Bus route to brighten up Broadway with artwork - April 13, 2017
Courtesy of chicagotribune.com
Written by Gregory Tejeda
Artists, particularly painters, from Gary, Merrillville and Crown Point will wind up having their work publicly displayed beginning this fall when the Broadway Rapid Transit bus line is expected to begin operations.
The rapid transit service is expected to make 17 stops along Broadway at major intersections along the thoroughfare that connects the three Lake County municipalities Gary, Merrillville and Crown Point.
The intent is to have a bus line that will be able to make the trip from 4th Avenue in downtown Gary to the Methodist Hospital Southlake campus in Merrillville in 20 minutes. There also will be shuttle buses that will connect with the route at various points to allow for trips to the shopping malls in Merrillville and to the Lake County court and government buildings located in Crown Point.
But aside from the faster transit times, Gary Public Transportation Corp. officials said they also want to help beautify the communities – particularly Gary, officials said.
There will be new bus shelter structures set up at various stops along the route, and works of art will be integrated into the shelters so as to make them artistic in-and-of themselves.

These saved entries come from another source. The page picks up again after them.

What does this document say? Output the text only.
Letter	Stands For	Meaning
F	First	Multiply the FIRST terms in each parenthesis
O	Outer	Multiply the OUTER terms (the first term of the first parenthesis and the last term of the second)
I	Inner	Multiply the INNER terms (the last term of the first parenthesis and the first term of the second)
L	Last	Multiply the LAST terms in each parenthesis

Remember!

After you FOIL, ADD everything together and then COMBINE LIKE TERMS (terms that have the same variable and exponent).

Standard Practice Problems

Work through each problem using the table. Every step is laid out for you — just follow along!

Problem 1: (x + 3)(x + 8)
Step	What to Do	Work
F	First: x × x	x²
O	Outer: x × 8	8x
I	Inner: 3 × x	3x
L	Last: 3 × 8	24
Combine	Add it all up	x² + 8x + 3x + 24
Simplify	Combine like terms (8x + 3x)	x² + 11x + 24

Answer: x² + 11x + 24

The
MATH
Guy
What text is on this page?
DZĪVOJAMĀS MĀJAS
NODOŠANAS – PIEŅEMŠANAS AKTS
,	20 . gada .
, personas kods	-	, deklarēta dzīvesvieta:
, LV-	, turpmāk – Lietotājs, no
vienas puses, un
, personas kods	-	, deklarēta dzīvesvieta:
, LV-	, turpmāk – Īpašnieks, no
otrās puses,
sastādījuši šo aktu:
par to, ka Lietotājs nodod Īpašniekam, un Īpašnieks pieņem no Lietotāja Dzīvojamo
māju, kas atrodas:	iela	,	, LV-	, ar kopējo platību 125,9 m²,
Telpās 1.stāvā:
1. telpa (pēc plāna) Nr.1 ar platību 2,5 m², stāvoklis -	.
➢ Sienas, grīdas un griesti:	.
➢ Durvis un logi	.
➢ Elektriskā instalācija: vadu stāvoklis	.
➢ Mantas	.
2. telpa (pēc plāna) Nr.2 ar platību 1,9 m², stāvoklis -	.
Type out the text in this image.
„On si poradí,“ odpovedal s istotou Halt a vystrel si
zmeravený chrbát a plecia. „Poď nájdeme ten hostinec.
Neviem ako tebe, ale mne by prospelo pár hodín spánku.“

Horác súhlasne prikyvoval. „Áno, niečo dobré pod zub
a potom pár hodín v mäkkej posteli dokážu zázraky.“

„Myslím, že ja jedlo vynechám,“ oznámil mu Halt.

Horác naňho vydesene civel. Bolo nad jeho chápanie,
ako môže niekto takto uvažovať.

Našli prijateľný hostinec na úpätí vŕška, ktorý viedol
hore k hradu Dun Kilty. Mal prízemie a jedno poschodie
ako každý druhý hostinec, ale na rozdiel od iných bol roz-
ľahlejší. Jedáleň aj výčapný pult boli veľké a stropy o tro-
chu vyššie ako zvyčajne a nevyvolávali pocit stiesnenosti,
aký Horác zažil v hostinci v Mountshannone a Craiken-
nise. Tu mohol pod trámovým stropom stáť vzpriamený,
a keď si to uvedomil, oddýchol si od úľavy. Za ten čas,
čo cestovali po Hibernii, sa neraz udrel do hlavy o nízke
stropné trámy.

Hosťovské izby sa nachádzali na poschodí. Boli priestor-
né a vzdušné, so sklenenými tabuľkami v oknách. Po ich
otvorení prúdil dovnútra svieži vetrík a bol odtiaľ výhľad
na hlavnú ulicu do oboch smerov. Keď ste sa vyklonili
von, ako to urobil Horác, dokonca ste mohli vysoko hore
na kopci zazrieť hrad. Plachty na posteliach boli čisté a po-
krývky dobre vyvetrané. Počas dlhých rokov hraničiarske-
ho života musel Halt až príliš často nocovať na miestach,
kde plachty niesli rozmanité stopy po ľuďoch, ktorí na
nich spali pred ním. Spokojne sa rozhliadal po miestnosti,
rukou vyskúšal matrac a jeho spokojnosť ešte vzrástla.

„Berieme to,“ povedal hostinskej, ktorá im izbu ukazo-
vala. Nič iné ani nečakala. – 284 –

Although they also will integrate practical features such as solar lighting panels and access for people with physical disabilities.
Planning and marketing director David Wright said the bus company worked with the Legacy Foundation to find local artists from each community, and the bus shelters in each community will boast a local artist’s work.
Public Transportation officials on Wednesday offered a display at the ArtHouse: A Social Kitchen, 411 E. 5th Ave., Gary, of some of the paintings that will be used at bus stations.
They also offered up other paintings done by the same artists, including one depicting former presidents Barack Obama and Ronald Reagan arm-wrestling while sitting in front of an “Rbucks cafe,” while Abraham Lincoln watched.
Wright said that particular painting was not going to be included at a bus shelter. “We’re not going to make our bus shelters that political,” he said.
Among the artists who designed works that will be put under clear plastic to protect them from the weather include Nancy Niequist Schoon, Jesse Johnson, Corey Hoge Cherry, Raschelle Roos, Desiree Simpson, Malachi Moore, Eurnice Harris and Trenton Hunt, officials said.
Schoon, a 17-year resident of Gary, has an additional distinction. She designed the logo – a Capital B tilted slightly to the left and contained within a circle – that will be used to designate the Broadway Rapid Transit route.
“I wanted something with some visual charm,” Schoon said of her design, which she said took her about 20 hours to think up before she finalized its design.
Gary Common Councilwoman Linda Barnes-Caldwell said she likes the idea of adding some visual beauty to the Gary cityscape, while also making improvements to the options available to Gary residents who rely upon public transportation to get to places.
“Something like this is long overdue,” she said.
Officials said the new Broadway Rapid Transit service can’t actually begin until Indiana Department of Transportation officials complete work on bypass lanes that will enable the buses to travel more quickly along Broadway.
Wright said there also would need to be an education process to let local motorists know the bypass lanes are intended solely for the buses and that they will face tickets and fines if they are caught by police using the lanes.
Both of those issues are expected to be resolved by September or October, with Wright saying an exact date for Broadway Rapid Transit to begin has yet to be set.
Gregory Tejeda is a freelance reporter for the Post-Tribune.